Mendelian randomization
On May 17 of this year a large group in Europe (hence the spelling of randomization) published a paper in The Lancet, titled, “Plasma HDL cholesterol and risk of myocardial infarction: a mendelian randomisation study.” Mendelian randomization, as its name sort of suggests, is a method of using known genetic differences in large populations to try to “sort out” large pools of epidemiologic data.

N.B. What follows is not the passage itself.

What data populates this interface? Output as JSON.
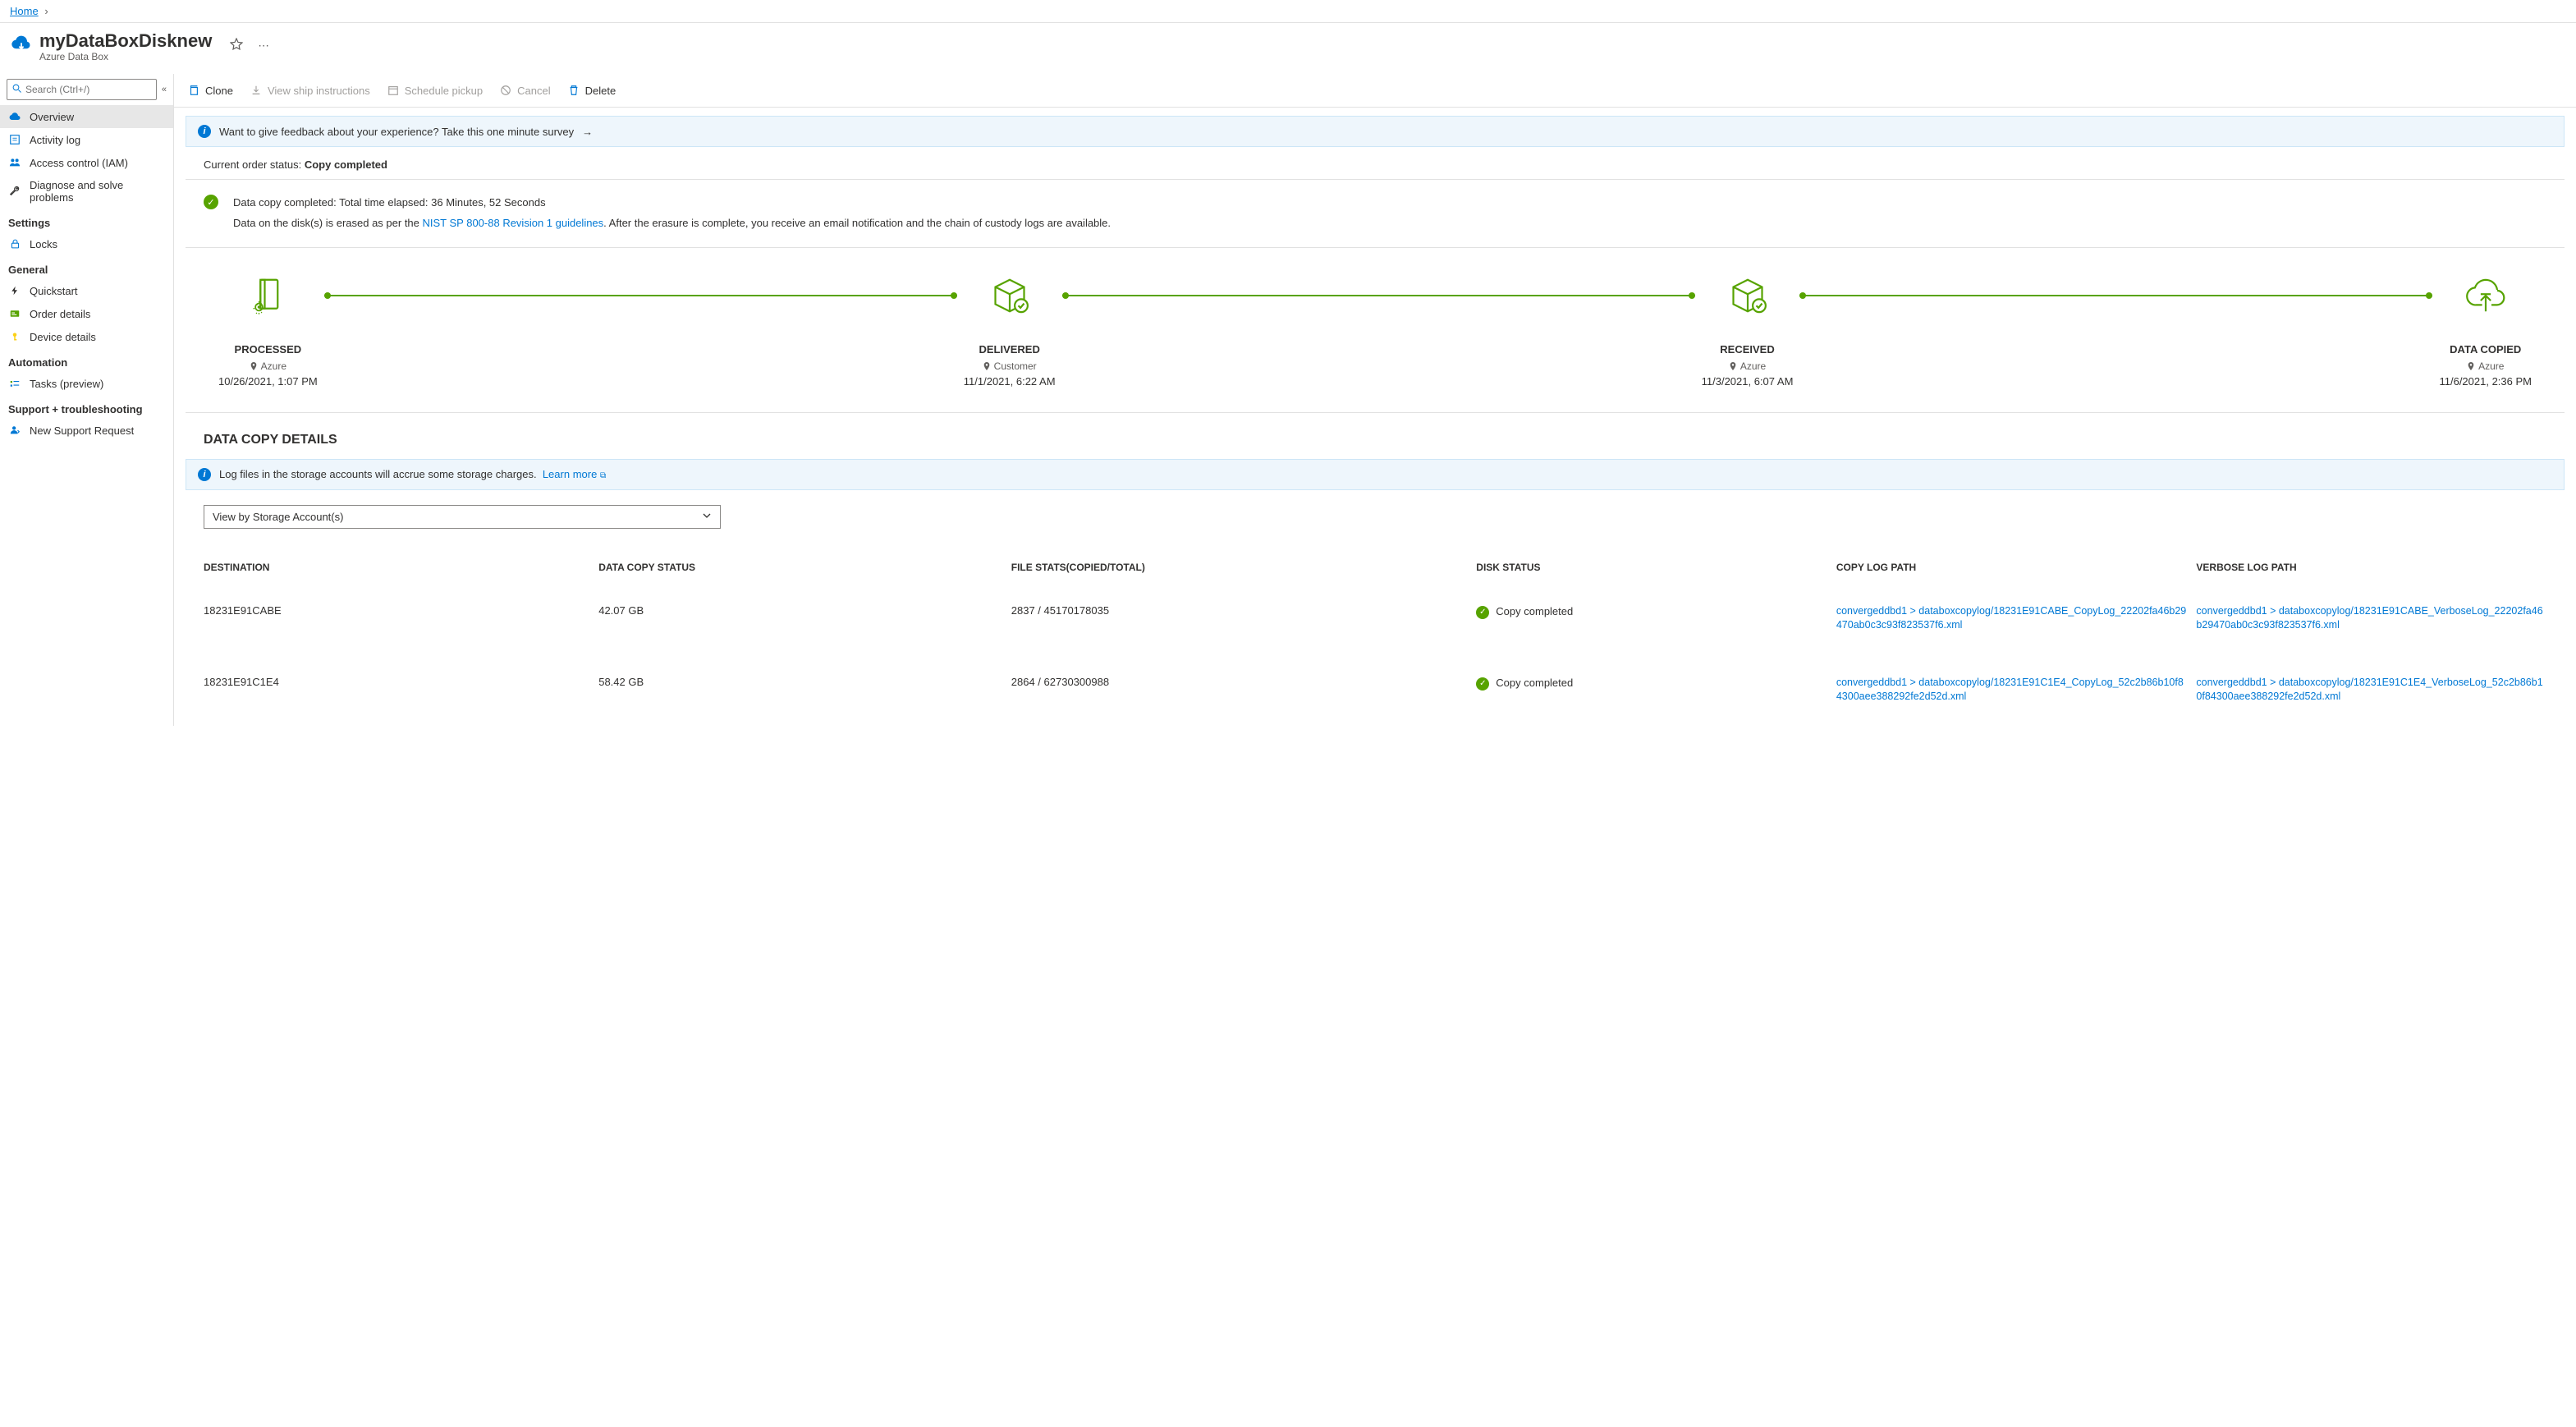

In the case of this study, pooled data from tens of studies where patients were known to have myocardial infarction (heart attacks) were mapped against known genetic alterations called SNPs (single nucleotide polymorphisms, pronounced “snips”). I’m not going to go into detail about the methodology because it would take 3 more blog posts., But, the reason for doing this analysis was to ferret out if having a high HDL-C was (only) correlated with better cardiovascular outcome, which has been the classic teaching, or if there was any causal relationship. In other words, does having a high HDL-C cause you to have a lower risk of heart disease or is it a marker for something else?

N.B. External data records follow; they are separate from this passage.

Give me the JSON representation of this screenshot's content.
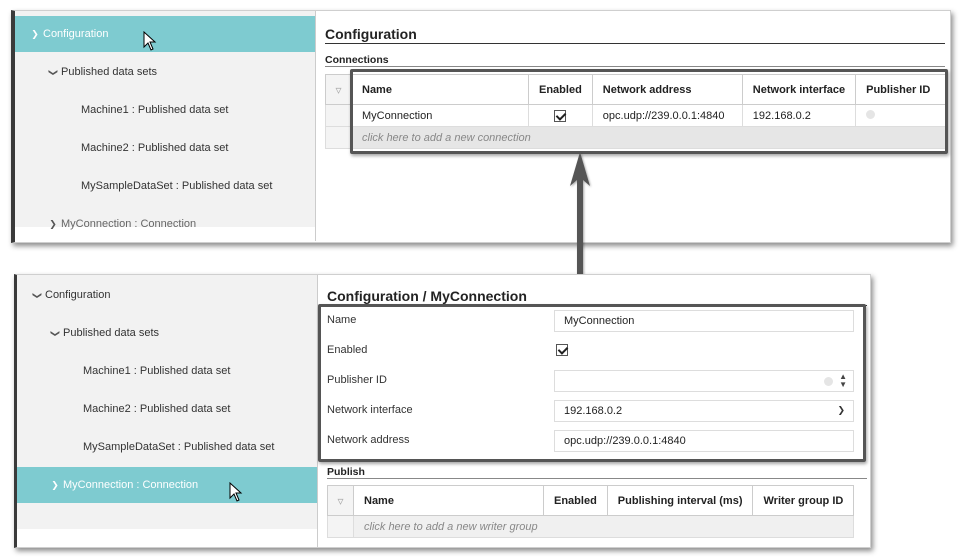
{
  "top": {
    "tree": [
      {
        "label": "Configuration",
        "selected": true
      },
      {
        "label": "Published data sets"
      },
      {
        "label": "Machine1 : Published data set"
      },
      {
        "label": "Machine2 : Published data set"
      },
      {
        "label": "MySampleDataSet : Published data set"
      },
      {
        "label": "MyConnection : Connection"
      }
    ],
    "title": "Configuration",
    "section": "Connections",
    "columns": [
      "Name",
      "Enabled",
      "Network address",
      "Network interface",
      "Publisher ID"
    ],
    "row": {
      "name": "MyConnection",
      "enabled": true,
      "network_address": "opc.udp://239.0.0.1:4840",
      "network_interface": "192.168.0.2"
    },
    "add_row": "click here to add a new connection"
  },
  "bottom": {
    "tree": [
      {
        "label": "Configuration"
      },
      {
        "label": "Published data sets"
      },
      {
        "label": "Machine1 : Published data set"
      },
      {
        "label": "Machine2 : Published data set"
      },
      {
        "label": "MySampleDataSet : Published data set"
      },
      {
        "label": "MyConnection : Connection",
        "selected": true
      }
    ],
    "title": "Configuration / MyConnection",
    "form": {
      "name_label": "Name",
      "name_value": "MyConnection",
      "enabled_label": "Enabled",
      "enabled": true,
      "publisher_id_label": "Publisher ID",
      "network_interface_label": "Network interface",
      "network_interface_value": "192.168.0.2",
      "network_address_label": "Network address",
      "network_address_value": "opc.udp://239.0.0.1:4840"
    },
    "section": "Publish",
    "columns": [
      "Name",
      "Enabled",
      "Publishing interval (ms)",
      "Writer group ID"
    ],
    "add_row": "click here to add a new writer group"
  },
  "colors": {
    "selected": "#7ecbd0",
    "tree_bg": "#f2f2f2",
    "highlight": "#555555"
  },
  "icons": [
    "chevron-down-icon",
    "chevron-right-icon",
    "mouse-cursor-icon",
    "filter-icon",
    "checkbox-checked-icon",
    "spinner-arrows-icon",
    "dropdown-arrow-icon",
    "double-arrow-icon"
  ]
}
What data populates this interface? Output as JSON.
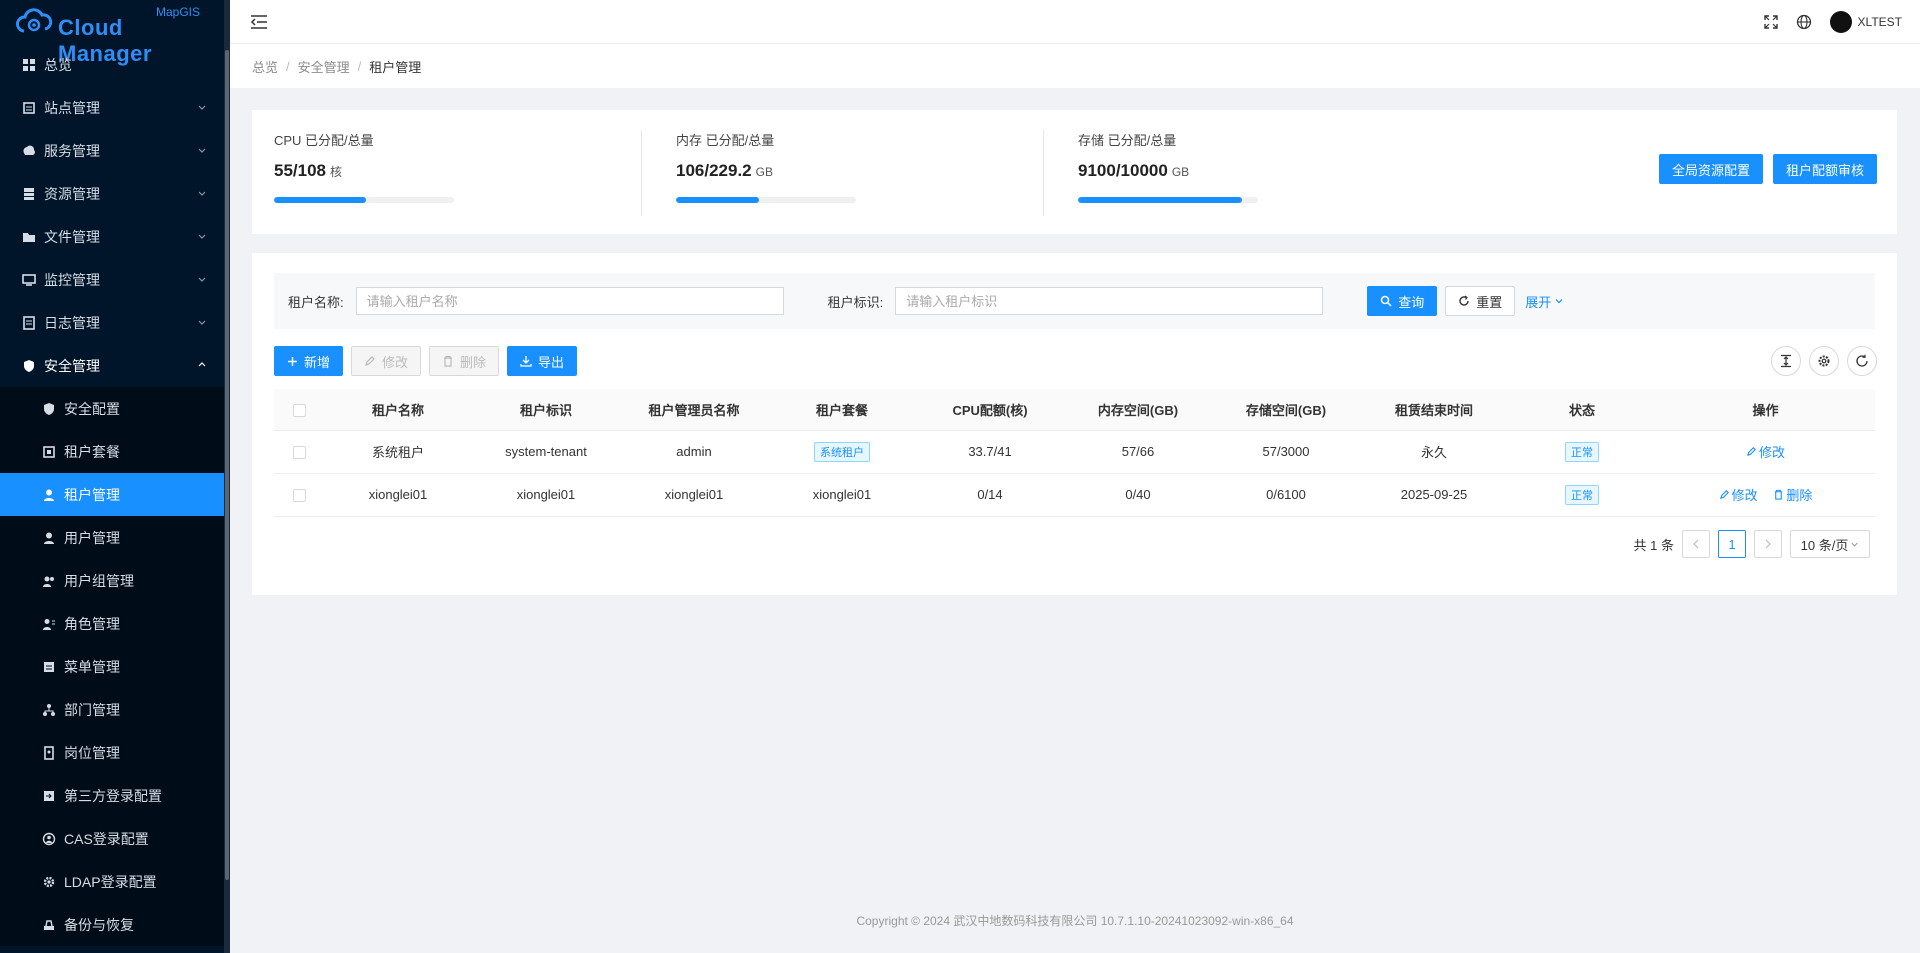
{
  "logo": {
    "small": "MapGIS",
    "big": "Cloud Manager"
  },
  "sidebar": {
    "items": [
      {
        "label": "总览",
        "icon": "dashboard-icon"
      },
      {
        "label": "站点管理",
        "icon": "site-icon"
      },
      {
        "label": "服务管理",
        "icon": "service-icon"
      },
      {
        "label": "资源管理",
        "icon": "resource-icon"
      },
      {
        "label": "文件管理",
        "icon": "folder-icon"
      },
      {
        "label": "监控管理",
        "icon": "monitor-icon"
      },
      {
        "label": "日志管理",
        "icon": "log-icon"
      },
      {
        "label": "安全管理",
        "icon": "shield-icon"
      }
    ],
    "sub_items": [
      {
        "label": "安全配置"
      },
      {
        "label": "租户套餐"
      },
      {
        "label": "租户管理"
      },
      {
        "label": "用户管理"
      },
      {
        "label": "用户组管理"
      },
      {
        "label": "角色管理"
      },
      {
        "label": "菜单管理"
      },
      {
        "label": "部门管理"
      },
      {
        "label": "岗位管理"
      },
      {
        "label": "第三方登录配置"
      },
      {
        "label": "CAS登录配置"
      },
      {
        "label": "LDAP登录配置"
      },
      {
        "label": "备份与恢复"
      }
    ]
  },
  "topbar": {
    "username": "XLTEST"
  },
  "breadcrumb": {
    "items": [
      "总览",
      "安全管理",
      "租户管理"
    ],
    "sep": "/"
  },
  "stats": [
    {
      "label": "CPU 已分配/总量",
      "value": "55/108",
      "unit": "核",
      "progress": 0.51
    },
    {
      "label": "内存 已分配/总量",
      "value": "106/229.2",
      "unit": "GB",
      "progress": 0.46
    },
    {
      "label": "存储 已分配/总量",
      "value": "9100/10000",
      "unit": "GB",
      "progress": 0.91
    }
  ],
  "stat_buttons": {
    "global": "全局资源配置",
    "quota": "租户配额审核"
  },
  "search": {
    "name_label": "租户名称:",
    "name_placeholder": "请输入租户名称",
    "id_label": "租户标识:",
    "id_placeholder": "请输入租户标识",
    "query": "查询",
    "reset": "重置",
    "expand": "展开"
  },
  "toolbar": {
    "add": "新增",
    "edit": "修改",
    "delete": "删除",
    "export": "导出"
  },
  "table": {
    "headers": [
      "租户名称",
      "租户标识",
      "租户管理员名称",
      "租户套餐",
      "CPU配额(核)",
      "内存空间(GB)",
      "存储空间(GB)",
      "租赁结束时间",
      "状态",
      "操作"
    ],
    "rows": [
      {
        "name": "系统租户",
        "id": "system-tenant",
        "admin": "admin",
        "package": "系统租户",
        "cpu": "33.7/41",
        "mem": "57/66",
        "storage": "57/3000",
        "end": "永久",
        "status": "正常",
        "edit": "修改"
      },
      {
        "name": "xionglei01",
        "id": "xionglei01",
        "admin": "xionglei01",
        "package": "xionglei01",
        "cpu": "0/14",
        "mem": "0/40",
        "storage": "0/6100",
        "end": "2025-09-25",
        "status": "正常",
        "edit": "修改",
        "delete": "删除"
      }
    ]
  },
  "pager": {
    "total": "共 1 条",
    "current": "1",
    "size": "10 条/页"
  },
  "footer": "Copyright © 2024 武汉中地数码科技有限公司 10.7.1.10-20241023092-win-x86_64",
  "colors": {
    "sidebar_bg": "#001529",
    "active": "#1890ff"
  }
}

This study found, consistent with the trials I’ve discussed above, that any genetic polymorphism that seems to raise HDL-C does not seem to protect from heart disease. That is, patients with higher HDL-C due to a known genetic alteration did not seem to have protection from heart disease as a result of that gene. This suggests that people with high or low HDL-C who get coronary artery disease may well have something else at play.